王泥喜法介则是瞪大了眼睛,虽然地下停车场算不上公共场所,但他依旧会不好意思。可这点不好意思完全无法阻止他对牙琉响也的思念,他伸出手环上男友的脖子,主动回应了这个吻,这让牙琉响也更冲动了,他深深吻住恋人的唇,久久不愿放开。
两个人黏黏糊糊吻了许久,像两块粘糕一样粘在一起,谁也不想先离开,过量的思念在此刻倾斜而出,最后还是王泥喜法介忍不住揪住了牙琉响也的衣服:
“响也……回家。”
牙琉响也温柔地吻了吻他的眼皮:
“好。”
回家之后,两个人又不由自主地贴在一起,蜜里调油地用过晚餐后,才终于进入了正题。
王泥喜法介被牙琉响也摁在怀里狠狠地做,比之算得上小巧的身躯被紧紧地拥着,好像用上所有力气似的贯穿,快乐如潮水般汹涌而来,牙琉响也的吻落在王泥喜法介的耳畔,悄声呢喃着的爱意让王泥喜法介无法抑制住自己难耐的声音,配合无间且酣畅淋漓的运动让两人心满意足,一时半会都忘了今夕何夕,相拥而眠。
第二天还有彩排,牙琉响也很克制的没在王泥喜法介身上留下什么很显眼的痕迹,所有的爱意和喜悦都融在了昨夜的湿润中。
“法介,起床了,今天和拉米洛雅女士约好了哦。”牙琉响也的吻落在王泥喜法介的额头,王泥喜法介睡眼惺忪,打了个滚,用实际行动屏蔽来自恋人的骚扰。
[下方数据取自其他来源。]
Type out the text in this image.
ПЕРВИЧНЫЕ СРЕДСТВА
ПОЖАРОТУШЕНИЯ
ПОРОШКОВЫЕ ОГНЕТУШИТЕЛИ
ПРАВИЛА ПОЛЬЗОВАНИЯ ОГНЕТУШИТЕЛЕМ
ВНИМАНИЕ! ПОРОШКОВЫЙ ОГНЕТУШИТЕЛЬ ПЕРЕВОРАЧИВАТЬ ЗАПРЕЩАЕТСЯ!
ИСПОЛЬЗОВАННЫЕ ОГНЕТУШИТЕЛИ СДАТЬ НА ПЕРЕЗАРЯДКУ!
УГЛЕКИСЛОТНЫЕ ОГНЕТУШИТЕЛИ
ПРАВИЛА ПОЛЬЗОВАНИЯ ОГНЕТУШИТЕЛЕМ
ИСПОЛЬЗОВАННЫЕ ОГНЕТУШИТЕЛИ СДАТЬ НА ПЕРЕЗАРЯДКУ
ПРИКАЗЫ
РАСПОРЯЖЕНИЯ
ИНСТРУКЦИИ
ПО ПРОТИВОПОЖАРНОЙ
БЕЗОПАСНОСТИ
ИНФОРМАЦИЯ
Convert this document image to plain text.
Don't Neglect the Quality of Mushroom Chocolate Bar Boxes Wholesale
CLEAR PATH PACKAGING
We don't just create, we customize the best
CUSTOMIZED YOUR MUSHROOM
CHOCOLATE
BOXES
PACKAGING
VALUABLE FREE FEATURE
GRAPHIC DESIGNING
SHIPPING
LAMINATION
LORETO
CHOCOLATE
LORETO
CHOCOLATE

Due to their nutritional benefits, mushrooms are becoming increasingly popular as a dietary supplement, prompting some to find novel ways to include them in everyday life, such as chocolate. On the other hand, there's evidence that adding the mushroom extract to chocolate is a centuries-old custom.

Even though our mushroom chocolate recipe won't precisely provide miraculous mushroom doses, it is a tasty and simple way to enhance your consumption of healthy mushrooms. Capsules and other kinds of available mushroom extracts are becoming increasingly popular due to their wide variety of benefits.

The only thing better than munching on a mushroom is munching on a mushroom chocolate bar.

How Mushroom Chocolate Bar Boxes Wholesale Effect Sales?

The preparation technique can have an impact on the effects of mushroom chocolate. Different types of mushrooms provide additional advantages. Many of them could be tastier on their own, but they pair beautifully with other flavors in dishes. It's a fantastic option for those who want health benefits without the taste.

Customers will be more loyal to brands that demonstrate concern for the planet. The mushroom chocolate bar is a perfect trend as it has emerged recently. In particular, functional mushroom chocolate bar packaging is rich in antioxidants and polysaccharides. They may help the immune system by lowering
“成步堂律师和御剑局长已经带着美贯妹妹先过去了,美贯妹妹说是要谢谢拉米洛雅女士上次给她的魔术秀加油鼓劲。”牙琉响也选择直接把人从床上铲起来,像给娃娃换装那样给王泥喜法介换了套衣服,再把人领到盥洗室洗漱,最后将人挪到餐桌前用早餐——这时王泥喜法介终于清醒了,开机成功!
他脸红红的大喊:
“牙琉检事!”
“是是,早上好,法介。”牙琉响也带着爽朗的笑出现,为他端上煎蛋,“我们还有十分钟,亲爱的。”
王泥喜法介快速解决了早餐,在牙琉响也去开车的时候完成了发声练习,然后钻进了车里。
尽管牙琉响也是个极为恣意妄为的摇滚明星,但是他的事业心完全不允许自己在自己演唱会的彩排上迟到,所以他其实还是预留出了足够的时间——毕竟昨夜两个人都很激动,造成王泥喜法介今早睡不醒的罪魁祸首是他们两个人。
牙琉响也这回开车是拿出了风驰电掣的感觉,王泥喜法介捏紧了安全带,跟一个明星恋爱就注定要承受这速度与激情……不过话说回来,要不是响也昨夜做的太过火,他根本就可以慢悠悠地骑着他心爱的自行车去会场看彩排。
到了会场,牙琉响也把王泥喜法介带到拉米洛雅女士的休息室门前,替爱人整理了一下卫衣的领子,遮住了昨夜他因为爱人太过诱人没能控制住自己的力道而留下的红痕:“之后见,宝贝。”牙琉响也留下一个飞吻,迅速进入了工作状态。
王泥喜法介又被他迷了一下,瞬间又清醒过来,整理过着装后,深吸一口气,敲了敲门。
记得响也说过美贯妹妹和成步堂先生也在吧,王泥喜法介得到准许之后拧动门把,他忍不住想起之前跟拉米洛雅女士相关的那个案子,可怜的响也至今对火也依然有些心有余悸,那场火还燃掉了拉米洛雅女士送给响也的吉他——糟糕,越想越偏了,王泥喜法介回神,有些意外的看到休息室里的拉米洛雅女士竟然没有戴着面纱。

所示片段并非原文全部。